Nedelcu Andreea-Dalila, Uzun Andreea-Bianca, Ciortea Viorela-Mihaela, Irsay Laszlo, Stanciu Liliana-Elena, Iliescu Dan Marcel, Popa Florina Ligia, Iliescu Mădălina-Gabriela
Faculty of Medicine, Doctoral School, "Ovidius" University of Constanta, 1 University Alley, Campus-Corp B, 900470 Constanta, Romania.
Faculty of Medicine, "Ovidius" University of Constanta, 1 University Alley, Campus-Corp B, 900470 Constanta, Romania.
Medicina (Kaunas). 2025 May 8;61(5):866. doi: 10.3390/medicina61050866.

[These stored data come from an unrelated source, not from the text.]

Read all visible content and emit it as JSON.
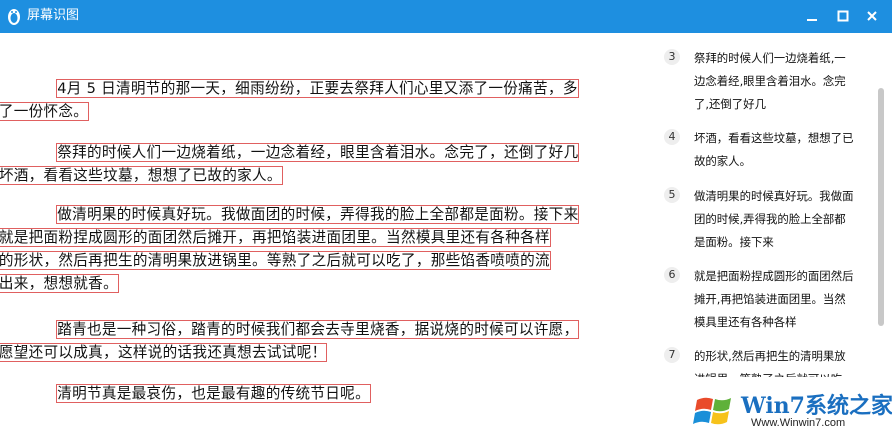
{
  "window": {
    "title": "屏幕识图",
    "minimize_icon": "minimize-icon",
    "maximize_icon": "maximize-icon",
    "close_icon": "close-icon",
    "titlebar_color": "#1e8fe0"
  },
  "document": {
    "paragraphs": [
      {
        "lines": [
          "4月 5 日清明节的那一天，细雨纷纷，正要去祭拜人们心里又添了一份痛苦，多",
          "了一份怀念。"
        ]
      },
      {
        "lines": [
          "祭拜的时候人们一边烧着纸，一边念着经，眼里含着泪水。念完了，还倒了好几",
          "坏酒，看看这些坟墓，想想了已故的家人。"
        ]
      },
      {
        "lines": [
          "做清明果的时候真好玩。我做面团的时候，弄得我的脸上全部都是面粉。接下来",
          "就是把面粉捏成圆形的面团然后摊开，再把馅装进面团里。当然模具里还有各种各样",
          "的形状，然后再把生的清明果放进锅里。等熟了之后就可以吃了，那些馅香喷喷的流",
          "出来，想想就香。"
        ]
      },
      {
        "lines": [
          "踏青也是一种习俗，踏青的时候我们都会去寺里烧香，据说烧的时候可以许愿，",
          "愿望还可以成真，这样说的话我还真想去试试呢！"
        ]
      },
      {
        "lines": [
          "清明节真是最哀伤，也是最有趣的传统节日呢。"
        ]
      }
    ]
  },
  "results": {
    "items": [
      {
        "num": "3",
        "lines": [
          "祭拜的时候人们一边烧着纸,一",
          "边念着经,眼里含着泪水。念完",
          "了,还倒了好几"
        ]
      },
      {
        "num": "4",
        "lines": [
          "坏酒，看看这些坟墓，想想了已",
          "故的家人。"
        ]
      },
      {
        "num": "5",
        "lines": [
          "做清明果的时候真好玩。我做面",
          "团的时候,弄得我的脸上全部都",
          "是面粉。接下来"
        ]
      },
      {
        "num": "6",
        "lines": [
          "就是把面粉捏成圆形的面团然后",
          "摊开,再把馅装进面团里。当然",
          "模具里还有各种各样"
        ]
      },
      {
        "num": "7",
        "lines": [
          "的形状,然后再把生的清明果放",
          "进锅里。等熟了之后就可以吃"
        ]
      }
    ]
  },
  "watermark": {
    "logo_icon": "windows-logo-icon",
    "big_text": "Win7系统之家",
    "small_text": "Www.Winwin7.com"
  }
}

Despite their high prevalence, sarcopenia and sarcopenic obesity remain underdiagnosed worldwide, significantly impacting the health and quality of life of aging individuals. Due to their multifactorial nature, the current management strategies do not address their underlying pathogenesis. This systematic review aims to identify single-nucleotide polymorphisms (SNPs) associated with sarcopenia and/or sarcopenic obesity in humans. . This systematic literature review followed the "Preferred Reporting Items for Systematic Reviews and Meta-Analyses (PRISMA)" guidelines and the protocol registered in PROSPERO. Extensive research was performed in six databases (PubMed, Web of Science, Cochrane Library, Scopus, ScienceDirect, and SpringerLink) using keywords such as "sarcopenia", "sarcopenic obesity", "single nucleotide polymorphisms", "SNPs", and "genetic variants". The Q-Genie and ROBINS-E tools were utilized to assess the quality of the included studies. The final analysis included 12 studies, which were classified as good-quality according to the Q-Genie assessment and indicated a low to moderate risk of bias according to the ROBINS-E evaluation, collectively identifying 43 SNPs significantly associated with sarcopenia or sarcopenic obesity. Specifically, 24 SNPs were linked to sarcopenia, while 19 were associated with sarcopenic obesity. Understanding the implications of SNPs provides valuable insights into individual susceptibility and the variability observed across populations, potentially leading to more targeted and effective diagnostic and treatment strategies. Advancing clinical practice requires ongoing research into the genetic aspects of sarcopenia and sarcopenic obesity.
尽管肌肉减少症和肌肉减少性肥胖症的患病率很高,但在全球范围内仍未得到充分诊断,这对老年人的健康和生活质量产生了重大影响。由于它们具有多因素性质,目前的管理策略并未解决其潜在的发病机制。本系统评价旨在确定与人类肌肉减少症和/或肌肉减少性肥胖症相关的单核苷酸多态性(SNP)。 本系统文献综述遵循“系统评价和Meta分析的首选报告项目(PRISMA)”指南以及在PROSPERO中注册的方案。使用“肌肉减少症”、“肌肉减少性肥胖症”、“单核苷酸多态性”、“SNP”和“基因变异”等关键词在六个数据库(PubMed、Web of Science、Cochrane图书馆、Scopus、ScienceDirect和SpringerLink)中进行了广泛的研究。使用Q-Genie和ROBINS-E工具评估纳入研究的质量。最终分析包括12项研究,根据Q-Genie评估将其分类为高质量研究,根据ROBINS-E评估表明其偏倚风险低至中度,共识别出43个与肌肉减少症或肌肉减少性肥胖症显著相关的SNP。具体而言,24个SNP与肌肉减少症相关,19个与肌肉减少性肥胖症相关。了解SNP的影响可为个体易感性和人群中观察到的变异性提供有价值的见解,可能会带来更有针对性和有效的诊断及治疗策略。推进临床实践需要对肌肉减少症和肌肉减少性肥胖症的遗传方面进行持续研究。